My classes start at 850 and finish at 315...I leave work at 330 to go pick the kids up from the childminder I mean. I drop them into school and bus for 815 then I am in work for 830.

I do my marking over my lunch every day so I only bring a small amount home with me in the evenings the I'll do about two hours prep on a Sunday night when they are all in bed.

I've Tried talking to him about this but he was raised in a family obsessed with golf and all plans are made around him his brother and dad golfing. Even his mum will tell me how hard he works and how he gets no time to himself. I've actually stopped going to his family things as I cannot be bothered listening to it while they behave like I do nothing

Having golf as a hobby is fine. What’s not fine is then failing to understand that this is leisure time.

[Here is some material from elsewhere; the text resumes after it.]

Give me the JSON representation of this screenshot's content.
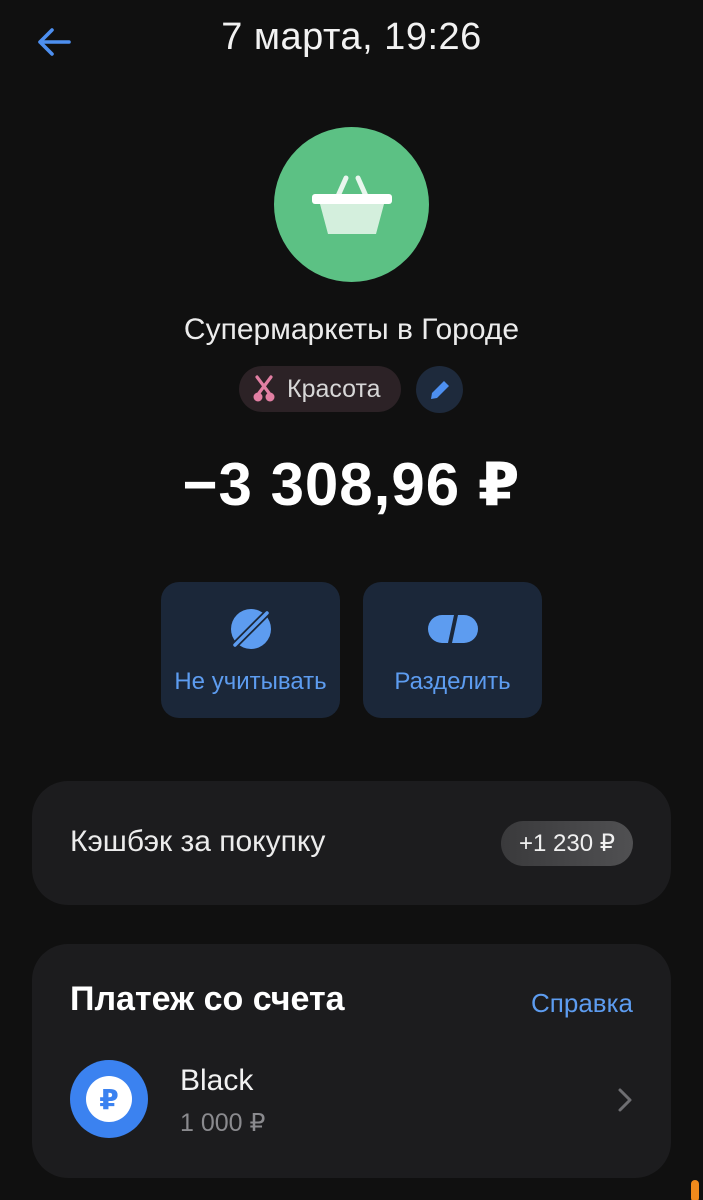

Shinyandnew1 · 21/02/2026 11:29

I can’t believe the difference in teaching in England! How depressing.

@80sbabyxxwhat’s the recruitment and retention like in teaching there, just out of interest?

waterrat · 21/02/2026 11:30

Agree not too late with a cute puppy to send back to breeder to be rehoused. Otherwise is going to be impossible if you split with him

Bonbon21 · 21/02/2026 11:32

A starting point would be for you to swop vehicles on his weekday days off and he does the school runs etc...
He can do laundry and cleaning and cooking on his days off.. just like you do...
And you need equal time to yourselves... So less golf and more you time..
Otherwise you might as well be a single parent.. can't see that would change your life much from what you have said...
Being a man doesn't mean being less of a parent.. except that is what he is choosing...

MamaSideBored · 21/02/2026 11:32

I mean he sounds awful and is clearly a selfish arsehole but was the golf obsession a thing when you met him? I'm guessing if it was you thought he would change when you had kids? If his dad is the same and enabled by his mum you have no chance this will change sadly.